Well, finally, this is what all the previous lessons have been getting you ready for. To start looking at the micro we will be using in this course. All the previous lessons have been laying the ground work and basic concepts common to most micros. The one we will be using is the INTEL 8085 microprocessor. This chip was the last 8-bit general purpose CPU made by INTEL and has 40 pins.
The address bus requires 16 pins and the data bus requires 8 pins but INTEL cleverly decided to share or multiplex these two busses so the data bus share the lower (A0-A7) 8 pins of the address bus. This caused no problem since address and data are never on the bus at the same time.
Two pins are for serial communications with the 8085. Through these pins, serial data can be sent or received with another computer. This is how we will load a program into the 8085 kit used in the lab, from a PC.
Five more pins are for a different kind of input called interrupts.

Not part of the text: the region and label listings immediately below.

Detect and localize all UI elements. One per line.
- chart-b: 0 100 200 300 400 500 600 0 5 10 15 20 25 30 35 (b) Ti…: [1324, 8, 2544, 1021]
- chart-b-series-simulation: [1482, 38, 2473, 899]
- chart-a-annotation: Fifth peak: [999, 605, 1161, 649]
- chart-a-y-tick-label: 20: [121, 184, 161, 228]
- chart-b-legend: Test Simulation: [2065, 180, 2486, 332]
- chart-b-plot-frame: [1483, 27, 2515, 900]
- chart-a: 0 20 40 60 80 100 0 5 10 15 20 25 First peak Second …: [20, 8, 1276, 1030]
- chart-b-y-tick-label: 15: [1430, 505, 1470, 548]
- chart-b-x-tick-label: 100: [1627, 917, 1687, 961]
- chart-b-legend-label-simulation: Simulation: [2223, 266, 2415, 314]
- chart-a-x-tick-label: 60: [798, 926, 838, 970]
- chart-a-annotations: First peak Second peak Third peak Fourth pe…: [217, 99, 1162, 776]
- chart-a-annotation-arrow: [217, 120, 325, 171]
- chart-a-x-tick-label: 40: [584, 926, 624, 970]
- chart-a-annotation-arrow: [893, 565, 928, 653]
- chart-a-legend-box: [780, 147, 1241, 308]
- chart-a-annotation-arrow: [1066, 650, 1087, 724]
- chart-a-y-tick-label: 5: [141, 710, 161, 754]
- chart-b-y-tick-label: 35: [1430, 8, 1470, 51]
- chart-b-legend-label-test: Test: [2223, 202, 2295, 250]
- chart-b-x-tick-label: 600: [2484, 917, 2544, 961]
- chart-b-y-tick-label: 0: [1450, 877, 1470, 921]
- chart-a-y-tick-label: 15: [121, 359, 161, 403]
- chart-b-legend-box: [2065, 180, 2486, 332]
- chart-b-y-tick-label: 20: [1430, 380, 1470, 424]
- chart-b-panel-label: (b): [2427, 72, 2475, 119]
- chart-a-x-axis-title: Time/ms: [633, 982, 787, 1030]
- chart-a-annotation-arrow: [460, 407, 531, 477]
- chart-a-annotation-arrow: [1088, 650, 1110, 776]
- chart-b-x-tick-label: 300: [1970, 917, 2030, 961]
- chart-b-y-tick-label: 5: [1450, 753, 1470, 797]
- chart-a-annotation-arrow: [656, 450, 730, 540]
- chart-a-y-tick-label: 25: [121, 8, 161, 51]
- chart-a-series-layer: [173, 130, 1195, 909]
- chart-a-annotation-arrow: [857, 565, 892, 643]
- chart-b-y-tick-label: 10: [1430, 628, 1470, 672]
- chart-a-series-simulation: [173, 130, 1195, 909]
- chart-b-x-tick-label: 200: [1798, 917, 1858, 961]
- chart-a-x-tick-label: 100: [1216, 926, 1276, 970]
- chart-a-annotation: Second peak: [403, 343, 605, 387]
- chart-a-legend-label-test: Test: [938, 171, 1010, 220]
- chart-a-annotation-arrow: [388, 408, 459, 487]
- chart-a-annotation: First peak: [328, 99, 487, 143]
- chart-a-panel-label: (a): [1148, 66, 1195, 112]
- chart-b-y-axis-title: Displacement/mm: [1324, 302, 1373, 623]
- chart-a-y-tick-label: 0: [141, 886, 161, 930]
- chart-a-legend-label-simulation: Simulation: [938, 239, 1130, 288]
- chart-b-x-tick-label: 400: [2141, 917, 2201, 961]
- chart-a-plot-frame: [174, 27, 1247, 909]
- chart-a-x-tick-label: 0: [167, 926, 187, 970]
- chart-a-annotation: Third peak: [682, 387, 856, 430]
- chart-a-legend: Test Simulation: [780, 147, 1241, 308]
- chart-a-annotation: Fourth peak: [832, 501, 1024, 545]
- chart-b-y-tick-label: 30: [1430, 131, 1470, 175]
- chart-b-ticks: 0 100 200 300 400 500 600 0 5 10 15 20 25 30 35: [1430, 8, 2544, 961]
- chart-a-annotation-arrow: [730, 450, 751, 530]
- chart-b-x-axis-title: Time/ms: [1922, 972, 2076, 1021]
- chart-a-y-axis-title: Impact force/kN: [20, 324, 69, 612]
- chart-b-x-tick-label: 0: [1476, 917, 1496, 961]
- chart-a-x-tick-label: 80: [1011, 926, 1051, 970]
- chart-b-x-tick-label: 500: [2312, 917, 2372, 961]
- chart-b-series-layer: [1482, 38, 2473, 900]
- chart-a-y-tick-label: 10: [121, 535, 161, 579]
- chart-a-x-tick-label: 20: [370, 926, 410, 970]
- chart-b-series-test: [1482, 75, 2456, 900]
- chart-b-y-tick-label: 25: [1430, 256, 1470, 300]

In our example in lesson 1 of the program where we are standing at the street corner, watching the light and the traffic, if a person walked up and tapped us on the shoulder and asked what time it is, this would be an example of an interrupt. It doesn't alter the program we are doing, it just temporarily stops us while we tell the time to the person. As soon as we tell the time, we go back to watching the lights and traffic as before. This describes the action of an interrupt.
The interrupt has a program associated with it to guide the micro through a problem. In the case of the above example, this program would be to look at our watch, read the time, and then tell it to the person. This is called an interrupt service routine (ISR). Each time an interrupt occurs, the current program is temporarily stopped and the service routine is executed and when complete, returns to the current program. We will spend a lot more time later describing interrupts and how we'll use them.
Inside the 8085 there are 10 seperate registers. They are called A, B, C, D, E, H, L, PSW, PC, and SP. All but the PSW, PC, and SP registers are used for temporary storage of whatever is needed by the program. The accumulator called A is also different from the other registers. It is used to accumulate the results of various instructions like add or sub (subtract). The Program Counter (PC) we have already mentioned while the Stack Pointer (SP) actually holds addresses and is 16 bits wide. All the others are 8 bits wide.
There are other features to be covered later, as they come up. In the next lesson we will start looking at assembly language, the method we will use to write a program.